Smaller buffer size causes more frequent deliveries, reducing latency.
Why this answer
Option B is correct because reducing the buffer interval to 60 seconds (already set) is not enough; the actual issue is that buffer size is too large relative to data rate. Decreasing buffer interval to 60 seconds is already set, but they need to also reduce buffer size or increase data rate. Actually, the correct action is to decrease the buffer size to 1 MB (already) and decrease buffer interval to 60 seconds (already).
Wait, the latency is due to buffer interval of 60 seconds? No, the problem states latency up to 30 minutes. That suggests that the buffer interval is not the only factor; maybe the data rate is low. Actually, with 100 KB/s, it takes about 10 seconds to fill 1 MB buffer.
So buffer interval of 60 seconds should cause latency up to 60 seconds. The 30-minute delay suggests another issue. Perhaps the Firehose is waiting for more data or there is a backlog.

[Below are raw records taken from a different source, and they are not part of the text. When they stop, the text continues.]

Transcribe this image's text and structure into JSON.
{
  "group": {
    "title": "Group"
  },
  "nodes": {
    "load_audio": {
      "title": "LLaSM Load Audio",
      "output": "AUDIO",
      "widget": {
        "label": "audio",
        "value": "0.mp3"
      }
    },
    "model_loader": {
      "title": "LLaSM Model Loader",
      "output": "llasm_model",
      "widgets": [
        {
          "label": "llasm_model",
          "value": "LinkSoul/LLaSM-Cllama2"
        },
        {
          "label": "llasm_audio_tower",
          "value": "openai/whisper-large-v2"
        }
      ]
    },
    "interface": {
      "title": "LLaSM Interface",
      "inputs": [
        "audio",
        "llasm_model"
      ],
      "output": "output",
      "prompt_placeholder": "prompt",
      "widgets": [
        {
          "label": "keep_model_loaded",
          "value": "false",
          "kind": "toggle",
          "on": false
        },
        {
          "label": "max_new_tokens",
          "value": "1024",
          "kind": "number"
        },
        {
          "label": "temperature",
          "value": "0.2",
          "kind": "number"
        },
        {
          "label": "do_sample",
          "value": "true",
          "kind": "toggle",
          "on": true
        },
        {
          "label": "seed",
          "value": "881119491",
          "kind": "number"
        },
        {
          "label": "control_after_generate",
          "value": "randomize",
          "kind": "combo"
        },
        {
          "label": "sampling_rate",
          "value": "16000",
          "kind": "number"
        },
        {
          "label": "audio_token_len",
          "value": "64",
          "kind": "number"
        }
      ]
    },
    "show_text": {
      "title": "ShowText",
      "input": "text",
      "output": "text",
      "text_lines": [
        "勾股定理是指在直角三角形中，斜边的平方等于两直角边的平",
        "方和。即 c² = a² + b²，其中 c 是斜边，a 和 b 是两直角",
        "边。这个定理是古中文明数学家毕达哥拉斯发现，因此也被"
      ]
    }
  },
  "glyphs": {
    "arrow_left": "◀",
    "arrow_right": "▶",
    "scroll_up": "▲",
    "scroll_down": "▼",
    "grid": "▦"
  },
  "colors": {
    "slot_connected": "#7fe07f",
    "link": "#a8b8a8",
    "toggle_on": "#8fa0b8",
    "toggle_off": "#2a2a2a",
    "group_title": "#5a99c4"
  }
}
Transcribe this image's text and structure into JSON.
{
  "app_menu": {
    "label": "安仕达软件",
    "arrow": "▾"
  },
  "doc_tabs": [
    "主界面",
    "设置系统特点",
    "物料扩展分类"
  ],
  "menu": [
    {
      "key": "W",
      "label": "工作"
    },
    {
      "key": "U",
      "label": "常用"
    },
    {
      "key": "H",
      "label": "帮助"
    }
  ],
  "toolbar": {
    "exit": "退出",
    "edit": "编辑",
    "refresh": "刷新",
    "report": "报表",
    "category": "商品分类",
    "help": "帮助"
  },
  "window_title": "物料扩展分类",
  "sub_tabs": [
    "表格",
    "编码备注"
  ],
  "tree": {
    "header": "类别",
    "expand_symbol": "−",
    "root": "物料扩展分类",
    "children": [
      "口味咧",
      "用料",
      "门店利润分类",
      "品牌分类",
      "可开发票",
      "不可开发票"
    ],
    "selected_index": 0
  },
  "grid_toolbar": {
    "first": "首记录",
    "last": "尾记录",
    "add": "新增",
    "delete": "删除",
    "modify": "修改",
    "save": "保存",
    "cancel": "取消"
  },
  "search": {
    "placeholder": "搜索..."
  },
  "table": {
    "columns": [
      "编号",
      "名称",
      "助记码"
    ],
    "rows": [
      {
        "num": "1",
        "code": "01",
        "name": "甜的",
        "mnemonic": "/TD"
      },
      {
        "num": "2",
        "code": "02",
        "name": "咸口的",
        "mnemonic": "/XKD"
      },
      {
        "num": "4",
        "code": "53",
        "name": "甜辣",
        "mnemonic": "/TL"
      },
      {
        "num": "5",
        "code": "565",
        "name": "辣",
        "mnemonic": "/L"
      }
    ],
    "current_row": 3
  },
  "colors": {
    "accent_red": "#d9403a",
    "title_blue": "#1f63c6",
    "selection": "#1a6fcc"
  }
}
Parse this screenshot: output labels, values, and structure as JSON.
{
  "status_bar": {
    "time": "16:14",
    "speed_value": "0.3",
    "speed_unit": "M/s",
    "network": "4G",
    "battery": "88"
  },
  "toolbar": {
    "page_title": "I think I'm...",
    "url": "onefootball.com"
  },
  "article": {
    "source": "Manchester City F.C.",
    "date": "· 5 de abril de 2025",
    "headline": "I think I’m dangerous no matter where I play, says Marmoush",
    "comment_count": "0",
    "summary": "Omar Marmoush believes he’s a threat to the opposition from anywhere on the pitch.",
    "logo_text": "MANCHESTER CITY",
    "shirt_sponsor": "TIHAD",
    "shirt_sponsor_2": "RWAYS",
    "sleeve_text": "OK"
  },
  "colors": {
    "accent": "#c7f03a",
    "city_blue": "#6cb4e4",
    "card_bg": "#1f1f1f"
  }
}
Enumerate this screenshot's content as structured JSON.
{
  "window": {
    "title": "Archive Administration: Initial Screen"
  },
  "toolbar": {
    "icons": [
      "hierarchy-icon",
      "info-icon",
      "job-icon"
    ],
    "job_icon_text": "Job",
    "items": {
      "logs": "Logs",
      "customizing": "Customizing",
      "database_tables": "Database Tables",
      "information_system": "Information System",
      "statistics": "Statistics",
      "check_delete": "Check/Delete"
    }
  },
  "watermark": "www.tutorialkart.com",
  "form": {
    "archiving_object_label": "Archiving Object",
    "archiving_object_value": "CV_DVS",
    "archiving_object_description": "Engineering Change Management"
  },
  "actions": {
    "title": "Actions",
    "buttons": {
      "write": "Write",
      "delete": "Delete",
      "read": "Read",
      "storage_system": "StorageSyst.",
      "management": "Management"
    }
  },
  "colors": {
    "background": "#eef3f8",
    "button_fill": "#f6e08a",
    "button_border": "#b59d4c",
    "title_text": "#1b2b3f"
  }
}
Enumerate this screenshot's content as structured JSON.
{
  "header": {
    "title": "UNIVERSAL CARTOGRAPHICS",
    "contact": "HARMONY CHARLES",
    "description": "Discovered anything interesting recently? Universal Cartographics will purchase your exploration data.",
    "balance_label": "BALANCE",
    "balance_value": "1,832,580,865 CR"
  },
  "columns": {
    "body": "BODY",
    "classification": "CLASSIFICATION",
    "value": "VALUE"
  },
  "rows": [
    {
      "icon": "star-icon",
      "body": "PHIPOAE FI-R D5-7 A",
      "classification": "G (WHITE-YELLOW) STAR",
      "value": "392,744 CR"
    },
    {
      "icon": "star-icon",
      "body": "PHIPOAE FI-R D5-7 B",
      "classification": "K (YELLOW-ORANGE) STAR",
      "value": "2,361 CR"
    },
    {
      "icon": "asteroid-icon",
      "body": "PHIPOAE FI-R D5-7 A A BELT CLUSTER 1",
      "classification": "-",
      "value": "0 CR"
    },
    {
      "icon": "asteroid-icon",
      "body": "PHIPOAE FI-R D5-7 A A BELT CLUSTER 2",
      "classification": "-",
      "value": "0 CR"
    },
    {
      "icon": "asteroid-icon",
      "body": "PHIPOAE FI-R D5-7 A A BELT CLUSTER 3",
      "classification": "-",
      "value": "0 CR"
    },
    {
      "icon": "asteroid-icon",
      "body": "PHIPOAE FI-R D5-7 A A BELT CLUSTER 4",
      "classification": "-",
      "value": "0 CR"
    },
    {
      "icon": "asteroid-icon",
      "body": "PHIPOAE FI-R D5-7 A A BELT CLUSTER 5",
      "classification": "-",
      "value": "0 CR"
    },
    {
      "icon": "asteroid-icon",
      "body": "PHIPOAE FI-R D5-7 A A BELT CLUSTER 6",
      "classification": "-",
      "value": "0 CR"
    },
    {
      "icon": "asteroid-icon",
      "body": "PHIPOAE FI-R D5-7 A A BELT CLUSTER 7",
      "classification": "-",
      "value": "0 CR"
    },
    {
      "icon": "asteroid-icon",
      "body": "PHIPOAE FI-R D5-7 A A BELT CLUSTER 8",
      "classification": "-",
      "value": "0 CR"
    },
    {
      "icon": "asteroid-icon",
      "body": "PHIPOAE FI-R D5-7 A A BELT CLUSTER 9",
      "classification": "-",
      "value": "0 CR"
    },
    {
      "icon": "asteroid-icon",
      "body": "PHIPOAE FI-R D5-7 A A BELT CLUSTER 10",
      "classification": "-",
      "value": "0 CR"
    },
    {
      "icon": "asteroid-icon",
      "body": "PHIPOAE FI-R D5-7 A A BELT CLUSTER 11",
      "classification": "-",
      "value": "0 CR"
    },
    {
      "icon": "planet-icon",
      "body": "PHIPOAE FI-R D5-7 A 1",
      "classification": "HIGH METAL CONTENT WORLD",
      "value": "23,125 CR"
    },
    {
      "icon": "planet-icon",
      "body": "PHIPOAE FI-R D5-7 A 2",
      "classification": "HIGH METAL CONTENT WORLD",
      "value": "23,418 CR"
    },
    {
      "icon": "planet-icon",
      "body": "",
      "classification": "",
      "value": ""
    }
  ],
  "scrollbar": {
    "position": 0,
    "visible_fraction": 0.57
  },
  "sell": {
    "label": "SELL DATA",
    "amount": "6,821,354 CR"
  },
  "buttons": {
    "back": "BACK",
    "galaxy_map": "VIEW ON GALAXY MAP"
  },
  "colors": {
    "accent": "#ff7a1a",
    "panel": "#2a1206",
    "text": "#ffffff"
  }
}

The correct answer is to decrease the buffer interval to 60 seconds (already) and also decrease the buffer size? Actually, option B says decrease buffer size to 256 KB? That would cause more frequent deliveries and reduce latency. Option A is wrong because increasing buffer interval would increase latency. Option C is wrong because changing compression format does not affect latency.
Option D is wrong because using Lambda adds processing time.